Tom and I took three days last week to explore some of the national park sites in Georgia that we had not yet been to. We made a loop through southern Georgia, visiting Jimmy Carter, Andersonville, and Ocmulgee. We also visited Providence Canyon, which is a state park. This week I will take four posts to tell you about them.
We visited Jimmy Carter National Historic Site first. Although Jimmy Carter had a difficult time as President, I enjoyed learning about his life prior to his rise on the national stage. We started at the Plains High School Museum and Visitor Center. This is where Jimmy Carter and Rosalynn Smith (and all the other white children in Plains) attended school. Georgia was heavily segregated when Jimmy Carter grew up here.

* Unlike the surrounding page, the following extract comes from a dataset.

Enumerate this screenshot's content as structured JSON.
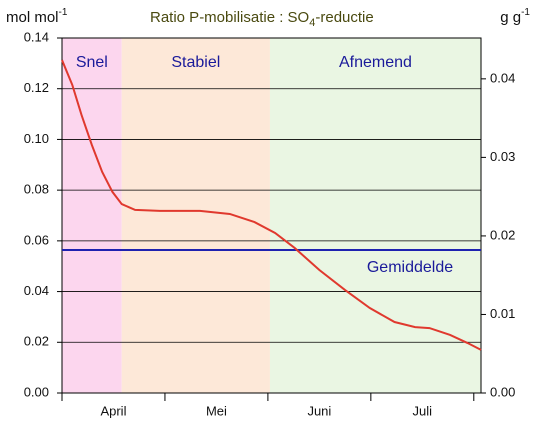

The museum does a good job of talking about Jimmy’s life. He went to the Naval Academy and became an engineer on submarines. He traveled the world with Rosalynn and expected to have a career in the military. When his father died, however, he decided he could make more of a difference in people’s lives by going back to Georgia and being a peanut farmer. He served on the Plains School Board and worked to integrate the schools. He worked for voting rights for all people. Looking back on that time he wrote, “Racial segregation was like a millstone around the necks of all Southerners. It held us down and it created schisms among our citizens that were mutually damaging.”
In 1962, Jimmy Carter ran for State Senator. He lost in the Democratic primary because of blatant and unapologetic stuffing of the ballot box. He proved blatant election fraud in court and won the election. Georgia law was changing at the time. Previously Georgia had doled out the number of votes per county limiting the number of people who could vote to white people. The Supreme Court ruled this unconstitutional. Obviously, each person should be able to vote, and black people in Georgia went to the ballot box in record numbers.
Jimmy Carter became known as a person who listened to all people, regardless of their color. In 1971 he was elected as Georgia Governor. In 1977 he became President of the United States on a largely populist, grass-roots movement. I especially enjoyed the videos of the “Peanut Brigade:” the people who went from door to door campaigning for Jimmy. One woman told about going door to door during a blizzard in New Hampshire. Everyone was home. She didn’t know she should have been off the road because they don’t have blizzards in Georgia!
Jimmy Carter only served one term as President of the United States. Ronald Reagan defeated him. But since then, Jimmy and Rosalynn have worked tirelessly for peace and justice in the United States and in the world. They live in Plains where Jimmy teaches Sunday School most weeks at the Maranatha Baptist Church. Jimmy and Rosalynn pose for pictures with anyone who asks after church.
After exploring the museum, Tom and I headed to the Carter boyhood home, just down the road. Earl and Lillian Carter owned the farm from 1928 until 1949. The farm looks like it did when Jimmy grew up there. There are even a couple of mules outside the barn. A ranger was serving boiled peanuts and so I tried one. Salty!
Tom and I enjoyed our trip to the Jimmy Carter National Historic Site. We learned a lot about two people that I admire for what they have done in their lives beyond the White House. Jimmy and Rosalynn Carter are people of deep integrity who have dedicated their whole lives to God’s service. Despite being in their 90’s, they continue to work to further the Kingdom every day.